While walking into the BARCC offices for rape crisis counselor training, I was telling a fellow volunteer about the launching of Hollaback! Boston and how excited I was for it.

As we approached the building, a construction worker that was standing in a dumpster started yelling, “Hey, mami! You lookin’ good!”

I looked at my fellow volunteer and raised my eyebrows. She replied, “Oh, believe me, the irony is not lost on me.”

This is one of the first stories posted on the website of the newly launched Boston chapter of international anti-street harassment movement Hollaback! The point of the group is to give women and members of the LGBT community a platform (several platforms, actually: Tumblr, Facebook, Twitter) to share stories about groping, whistling, suggestive or threatening comments, and other forms of harassment, or post photos of the culprits. There’s even an iPhone app for reporting incidents. In other words: Proposition a woman on the T and — snap! — your mug could end up online.

(Sound familiar? A previous Hollaback! Boston blog modeled after the Hollaback! NYC blog launched in 2006 and shuttered in 2009. The website is still up.)

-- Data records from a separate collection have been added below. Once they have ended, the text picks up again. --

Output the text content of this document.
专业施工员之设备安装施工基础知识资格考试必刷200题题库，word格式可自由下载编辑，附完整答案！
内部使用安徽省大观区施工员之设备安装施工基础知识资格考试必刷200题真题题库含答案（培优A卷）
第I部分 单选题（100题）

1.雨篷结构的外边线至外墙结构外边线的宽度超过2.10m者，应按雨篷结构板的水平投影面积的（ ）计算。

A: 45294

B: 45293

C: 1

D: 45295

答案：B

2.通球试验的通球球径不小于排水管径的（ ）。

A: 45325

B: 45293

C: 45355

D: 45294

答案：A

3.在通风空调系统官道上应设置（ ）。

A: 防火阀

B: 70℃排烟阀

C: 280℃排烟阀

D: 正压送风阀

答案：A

There’s no denying that Boston, like other densely populated areas, has issues with street harassment. (I remember one particular incident when a guy slowly drove alongside my friend and me for several blocks on Commonwealth Avenue late at night, trying to lure us into his van.) And, although talking about it might be cathartic to the victim, I hope that Hollaback! Boston becomes more than a place to vent — that it spurs productive conversations about city safety and gender politics on the street level.